Et, en même temps que paraissait cet article, M. A. Daudet écrivait à son ami :

Je viens de vous finir seulement, car je n’ai eu le livre qu’en seconde main, dans une tourbillonnante fin de semaine. J’ai retrouvé, à la même place, mes picotements d’yeux, mes battements de cœur de la première lecture, toute la grande émotion des pages symboliques du livre. Fortement empoigné aussi par la mise en scène du tour et la catastrophe ; c’est aussi dramatique que possible.
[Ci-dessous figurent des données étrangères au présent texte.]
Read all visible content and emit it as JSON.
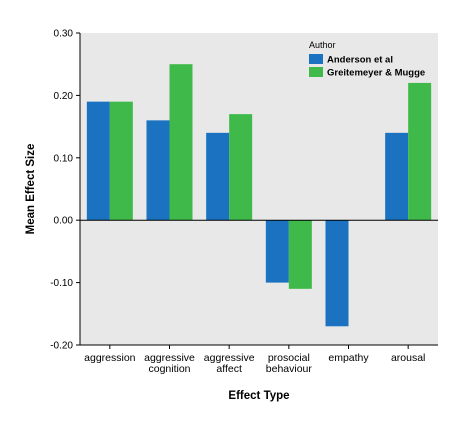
{
  "chart_data": {
    "type": "bar",
    "xlabel": "Effect Type",
    "ylabel": "Mean Effect Size",
    "ylim": [
      -0.2,
      0.3
    ],
    "yticks": [
      "-0.20",
      "-0.10",
      "0.00",
      "0.10",
      "0.20",
      "0.30"
    ],
    "categories": [
      [
        "aggression"
      ],
      [
        "aggressive",
        "cognition"
      ],
      [
        "aggressive",
        "affect"
      ],
      [
        "prosocial",
        "behaviour"
      ],
      [
        "empathy"
      ],
      [
        "arousal"
      ]
    ],
    "legend": {
      "title": "Author",
      "placement": "top-right"
    },
    "series": [
      {
        "name": "Anderson et al",
        "color": "#1a72c0",
        "values": [
          0.19,
          0.16,
          0.14,
          -0.1,
          -0.17,
          0.14
        ]
      },
      {
        "name": "Greitemeyer & Mugge",
        "color": "#3fba4a",
        "values": [
          0.19,
          0.25,
          0.17,
          -0.11,
          null,
          0.22
        ]
      }
    ],
    "plot_background": "#e8e8e8",
    "grid": false
  }
}
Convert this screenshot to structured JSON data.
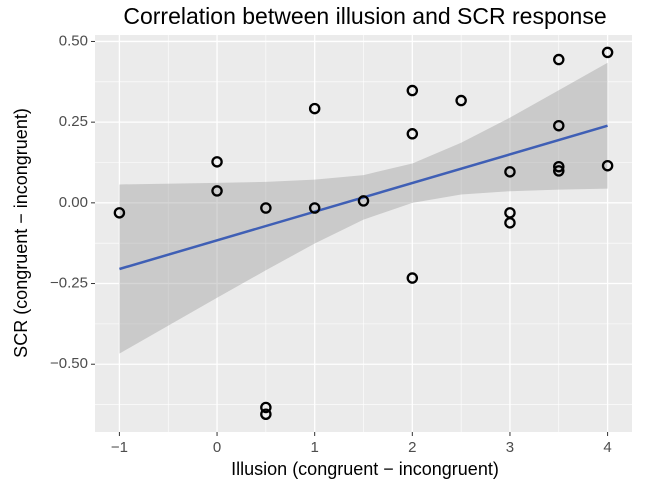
{
  "chart_data": {
    "type": "scatter",
    "title": "Correlation between illusion and SCR response",
    "x_label": "Illusion (congruent − incongruent)",
    "y_label": "SCR (congruent − incongruent)",
    "x": [
      -1,
      0,
      0,
      0.5,
      0.5,
      0.5,
      1,
      1,
      1.5,
      2,
      2,
      2,
      2.5,
      3,
      3,
      3,
      3.5,
      3.5,
      3.5,
      3.5,
      4,
      4
    ],
    "values": [
      -0.031,
      0.127,
      0.037,
      -0.016,
      -0.634,
      -0.655,
      0.292,
      -0.016,
      0.006,
      0.348,
      0.214,
      -0.233,
      0.317,
      0.096,
      -0.031,
      -0.062,
      0.444,
      0.239,
      0.112,
      0.099,
      0.466,
      0.115
    ],
    "point_color": "#000000",
    "fit": {
      "x": [
        -1,
        4
      ],
      "values": [
        -0.205,
        0.239
      ],
      "color": "#3f5fb5"
    },
    "ribbon": {
      "x": [
        -1,
        0,
        0.5,
        1,
        1.5,
        2,
        2.5,
        3,
        3.5,
        4
      ],
      "lower": [
        -0.467,
        -0.294,
        -0.209,
        -0.126,
        -0.052,
        0.0,
        0.026,
        0.036,
        0.041,
        0.044
      ],
      "upper": [
        0.057,
        0.062,
        0.065,
        0.072,
        0.086,
        0.122,
        0.186,
        0.264,
        0.349,
        0.434
      ],
      "color": "#999999"
    },
    "xlim": [
      -1.25,
      4.25
    ],
    "ylim": [
      -0.71,
      0.52
    ],
    "xticks": [
      {
        "value": -1,
        "label": "−1"
      },
      0,
      1,
      2,
      3,
      4
    ],
    "yticks": [
      {
        "value": -0.5,
        "label": "−0.50"
      },
      {
        "value": -0.25,
        "label": "−0.25"
      },
      {
        "value": 0,
        "label": "0.00"
      },
      {
        "value": 0.25,
        "label": "0.25"
      },
      {
        "value": 0.5,
        "label": "0.50"
      }
    ],
    "xminor": [
      -0.5,
      0.5,
      1.5,
      2.5,
      3.5
    ],
    "yminor": [
      -0.625,
      -0.375,
      -0.125,
      0.125,
      0.375
    ],
    "grid": true
  }
}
Mais ce que je ne connaissais pas, ce qui me chante par-dessus tout, c’est le roulement, le train de vie de la Maringotte, les horizons toujours changeants à la curiosité de ses lucarnes, et le petit air de Bohème que grincent les essieux de ses roues. C’est ce que vous appelez si justement le sentiment bohémien et que vous avez admirablement rendu, comme personne. Je ne sors plus de votre Maringotte ; j’y mange, j’y rêve, de la tête aux pieds. Me voilà pris d’un prurigo d’escampette. « Andare ! andare ! » je n’ai plus que ça dans l’idée, et c’est vous qui l’y avez mis avec votre sacré beau bouquin.

Je ne vais pas vous féliciter, n’est-ce pas ? Vous savez si nous vous aimons et la joie que nous fait votre succès. Il est très grand.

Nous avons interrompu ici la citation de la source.